Stephen Toulmin. Que considérer comme spontanéité ? Dans le cas des travaux des Gardner 9, on trouve beaucoup de spontanéité.

J. Monod. Présentons les choses comme ceci : Premack reconnaît-il Sarah dans les enfants de Piaget ? Je dirais que oui.

D. Premack. J’entends parfaitement ce que veut dire Monod, et le mystère qu’il soulève pourrait s’exprimer ainsi : quelle compétence de type langagier le singe possède-t-il avant que l’homme soit intervenu ? Nous décelons chez lui de multiples témoignages d’une capacité de représentation, de son aptitude à suppléer une chose par une autre, et même quelques indices de symbolisation spontanée. Mais nous observons très peu de chose dans ce dernier cas, et cette capacité attestée, jointe à de si faibles témoignages de l’utilisation de la capacité, n’est pas sans poser problème.

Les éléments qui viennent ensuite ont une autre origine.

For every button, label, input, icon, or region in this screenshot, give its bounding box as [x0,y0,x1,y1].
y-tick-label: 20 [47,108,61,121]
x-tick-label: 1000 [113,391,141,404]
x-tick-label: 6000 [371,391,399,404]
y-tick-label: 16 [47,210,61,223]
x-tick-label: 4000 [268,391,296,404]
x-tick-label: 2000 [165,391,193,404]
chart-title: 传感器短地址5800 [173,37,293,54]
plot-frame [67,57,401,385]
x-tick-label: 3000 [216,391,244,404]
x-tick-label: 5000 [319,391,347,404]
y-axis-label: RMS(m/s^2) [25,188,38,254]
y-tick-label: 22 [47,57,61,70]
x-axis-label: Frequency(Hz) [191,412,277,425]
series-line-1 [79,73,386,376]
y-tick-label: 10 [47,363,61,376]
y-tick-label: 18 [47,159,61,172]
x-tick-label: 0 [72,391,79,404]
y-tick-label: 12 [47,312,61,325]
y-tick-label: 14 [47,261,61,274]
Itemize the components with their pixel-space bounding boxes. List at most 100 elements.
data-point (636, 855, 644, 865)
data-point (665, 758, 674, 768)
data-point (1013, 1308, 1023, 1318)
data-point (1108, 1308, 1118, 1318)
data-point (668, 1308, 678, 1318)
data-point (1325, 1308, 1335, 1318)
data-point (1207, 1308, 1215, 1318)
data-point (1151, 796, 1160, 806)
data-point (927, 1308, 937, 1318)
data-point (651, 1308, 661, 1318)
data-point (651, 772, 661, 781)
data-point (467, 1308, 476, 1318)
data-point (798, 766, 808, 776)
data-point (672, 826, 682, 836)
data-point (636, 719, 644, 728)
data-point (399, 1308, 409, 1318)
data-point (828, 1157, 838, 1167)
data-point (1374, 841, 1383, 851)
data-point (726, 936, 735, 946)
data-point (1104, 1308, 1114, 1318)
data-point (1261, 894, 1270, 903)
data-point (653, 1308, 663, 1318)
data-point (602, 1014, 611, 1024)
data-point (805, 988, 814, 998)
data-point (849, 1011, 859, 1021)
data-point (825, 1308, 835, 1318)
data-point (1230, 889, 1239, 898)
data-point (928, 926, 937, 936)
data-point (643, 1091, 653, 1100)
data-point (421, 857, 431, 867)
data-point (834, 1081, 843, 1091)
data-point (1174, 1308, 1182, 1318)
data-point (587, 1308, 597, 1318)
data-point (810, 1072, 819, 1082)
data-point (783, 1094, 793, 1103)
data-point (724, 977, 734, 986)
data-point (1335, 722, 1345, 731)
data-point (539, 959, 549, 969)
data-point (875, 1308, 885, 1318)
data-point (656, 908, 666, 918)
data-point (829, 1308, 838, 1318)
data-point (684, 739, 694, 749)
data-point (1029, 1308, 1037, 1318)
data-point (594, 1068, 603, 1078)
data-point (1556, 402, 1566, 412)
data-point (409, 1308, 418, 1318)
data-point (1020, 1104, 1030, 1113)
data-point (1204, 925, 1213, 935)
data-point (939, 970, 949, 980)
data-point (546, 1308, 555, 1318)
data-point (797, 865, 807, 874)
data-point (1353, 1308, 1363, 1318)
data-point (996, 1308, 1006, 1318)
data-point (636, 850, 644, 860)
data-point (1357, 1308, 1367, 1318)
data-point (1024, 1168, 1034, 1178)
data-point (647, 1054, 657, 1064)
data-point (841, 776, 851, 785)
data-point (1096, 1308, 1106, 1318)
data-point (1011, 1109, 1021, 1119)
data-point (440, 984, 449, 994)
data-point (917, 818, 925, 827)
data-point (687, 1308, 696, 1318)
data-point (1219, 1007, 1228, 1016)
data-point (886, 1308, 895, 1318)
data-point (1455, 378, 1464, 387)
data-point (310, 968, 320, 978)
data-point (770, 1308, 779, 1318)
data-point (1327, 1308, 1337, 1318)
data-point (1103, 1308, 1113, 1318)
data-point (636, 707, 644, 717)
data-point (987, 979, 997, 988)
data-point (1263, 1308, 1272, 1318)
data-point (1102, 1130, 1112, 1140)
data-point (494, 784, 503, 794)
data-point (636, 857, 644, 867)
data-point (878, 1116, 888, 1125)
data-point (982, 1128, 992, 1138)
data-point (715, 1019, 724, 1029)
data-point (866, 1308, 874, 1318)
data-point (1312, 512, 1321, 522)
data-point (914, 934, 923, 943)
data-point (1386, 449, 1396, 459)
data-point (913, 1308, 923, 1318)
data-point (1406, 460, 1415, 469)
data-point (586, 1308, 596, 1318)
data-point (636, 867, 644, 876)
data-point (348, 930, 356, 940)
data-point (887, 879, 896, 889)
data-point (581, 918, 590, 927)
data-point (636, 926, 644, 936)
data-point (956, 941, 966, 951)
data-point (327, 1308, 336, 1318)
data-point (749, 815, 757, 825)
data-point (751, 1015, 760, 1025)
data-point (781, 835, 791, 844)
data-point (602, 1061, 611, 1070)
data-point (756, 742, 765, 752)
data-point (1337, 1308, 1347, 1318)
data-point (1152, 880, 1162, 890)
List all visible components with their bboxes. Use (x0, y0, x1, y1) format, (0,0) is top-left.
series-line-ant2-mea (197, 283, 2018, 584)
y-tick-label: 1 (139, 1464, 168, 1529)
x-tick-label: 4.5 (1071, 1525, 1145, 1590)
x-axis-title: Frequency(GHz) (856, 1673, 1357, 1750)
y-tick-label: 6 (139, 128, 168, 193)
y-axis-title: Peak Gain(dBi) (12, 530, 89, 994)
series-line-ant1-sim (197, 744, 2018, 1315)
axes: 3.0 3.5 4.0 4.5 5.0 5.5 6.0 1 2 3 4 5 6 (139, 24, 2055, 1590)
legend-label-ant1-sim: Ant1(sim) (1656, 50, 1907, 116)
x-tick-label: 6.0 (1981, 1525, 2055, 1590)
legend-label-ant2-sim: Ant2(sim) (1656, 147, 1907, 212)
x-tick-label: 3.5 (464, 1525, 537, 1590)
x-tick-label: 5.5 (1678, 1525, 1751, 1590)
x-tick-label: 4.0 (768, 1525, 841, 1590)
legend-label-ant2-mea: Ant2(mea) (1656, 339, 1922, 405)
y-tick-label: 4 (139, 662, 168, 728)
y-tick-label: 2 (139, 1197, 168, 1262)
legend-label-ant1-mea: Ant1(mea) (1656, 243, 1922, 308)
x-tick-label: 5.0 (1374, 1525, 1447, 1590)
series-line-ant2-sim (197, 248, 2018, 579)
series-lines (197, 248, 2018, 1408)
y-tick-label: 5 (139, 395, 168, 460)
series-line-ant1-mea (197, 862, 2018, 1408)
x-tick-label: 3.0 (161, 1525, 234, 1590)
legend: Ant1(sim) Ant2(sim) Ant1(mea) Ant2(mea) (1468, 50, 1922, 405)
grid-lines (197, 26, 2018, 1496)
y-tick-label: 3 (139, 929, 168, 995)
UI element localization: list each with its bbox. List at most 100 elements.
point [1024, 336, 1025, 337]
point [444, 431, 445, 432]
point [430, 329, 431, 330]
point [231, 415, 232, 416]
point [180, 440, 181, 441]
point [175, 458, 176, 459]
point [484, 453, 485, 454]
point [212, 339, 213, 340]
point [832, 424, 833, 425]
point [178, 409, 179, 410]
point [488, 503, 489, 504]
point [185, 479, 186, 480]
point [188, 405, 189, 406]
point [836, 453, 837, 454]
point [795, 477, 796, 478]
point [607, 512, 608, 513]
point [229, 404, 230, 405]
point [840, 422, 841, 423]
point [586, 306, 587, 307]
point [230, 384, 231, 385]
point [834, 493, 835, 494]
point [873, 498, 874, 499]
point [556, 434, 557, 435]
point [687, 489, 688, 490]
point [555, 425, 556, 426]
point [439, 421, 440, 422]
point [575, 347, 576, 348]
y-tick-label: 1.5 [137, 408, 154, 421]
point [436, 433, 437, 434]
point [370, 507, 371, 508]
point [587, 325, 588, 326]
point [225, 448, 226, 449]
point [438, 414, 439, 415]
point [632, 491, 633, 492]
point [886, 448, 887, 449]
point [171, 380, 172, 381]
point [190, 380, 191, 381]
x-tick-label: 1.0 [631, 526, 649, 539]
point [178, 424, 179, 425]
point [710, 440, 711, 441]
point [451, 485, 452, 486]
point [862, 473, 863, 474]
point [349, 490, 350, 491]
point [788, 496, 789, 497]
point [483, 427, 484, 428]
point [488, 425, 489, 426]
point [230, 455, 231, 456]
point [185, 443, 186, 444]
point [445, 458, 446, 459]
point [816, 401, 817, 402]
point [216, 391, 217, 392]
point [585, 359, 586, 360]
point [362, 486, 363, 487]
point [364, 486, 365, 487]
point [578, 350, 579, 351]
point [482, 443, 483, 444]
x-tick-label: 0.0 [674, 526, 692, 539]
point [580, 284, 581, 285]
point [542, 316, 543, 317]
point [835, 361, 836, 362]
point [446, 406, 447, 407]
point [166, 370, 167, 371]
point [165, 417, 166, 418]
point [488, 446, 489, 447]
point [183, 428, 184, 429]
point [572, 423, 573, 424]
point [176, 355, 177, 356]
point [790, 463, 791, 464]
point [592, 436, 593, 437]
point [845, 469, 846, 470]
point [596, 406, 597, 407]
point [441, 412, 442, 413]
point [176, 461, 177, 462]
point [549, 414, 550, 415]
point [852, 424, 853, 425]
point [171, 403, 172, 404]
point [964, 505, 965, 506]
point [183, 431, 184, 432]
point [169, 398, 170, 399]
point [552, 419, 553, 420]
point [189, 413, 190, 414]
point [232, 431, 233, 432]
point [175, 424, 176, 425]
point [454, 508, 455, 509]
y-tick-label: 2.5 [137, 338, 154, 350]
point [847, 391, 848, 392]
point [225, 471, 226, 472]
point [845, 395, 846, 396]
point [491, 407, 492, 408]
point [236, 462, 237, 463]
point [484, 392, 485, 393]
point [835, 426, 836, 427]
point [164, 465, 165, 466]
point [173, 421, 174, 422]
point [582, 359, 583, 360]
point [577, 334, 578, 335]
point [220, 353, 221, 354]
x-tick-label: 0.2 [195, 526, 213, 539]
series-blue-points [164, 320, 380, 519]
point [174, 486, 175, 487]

J’ai toujours supposé que l’aptitude à utiliser une capacité était partie intégrante de cette capacité.

J. Monod. Un homme nommé Descartes l’a dit.

D. Premack. Il n’est pas exclu que les singes anthropoïdes possèdent un niveau de symbolisation dont l’étendue demeure à découvrir. Il reste donc à voir s’il y a effectivement un mystère, et c’est ce que nous considérons maintenant. Le singe possède des capacités calculatoires très développées qui apparaissent comme peu liées à ses capacités de communication — du moins en est-il ainsi si on pense que sa communication naturelle se limite aux états affectifs. Nous procédons actuellement à des expériences, qui heureusement ne nécessitent pas que nous soyons capables de dire comment ils communiquent entre eux, pour spécifier quel type d’information et quelle complexité d’information ils sont à même de communiquer. Il pourrait s’avérer que la liaison des capacités calculatoires et des capacités de communication soit plus importante que nous ne l’avons imaginé jusqu’ici.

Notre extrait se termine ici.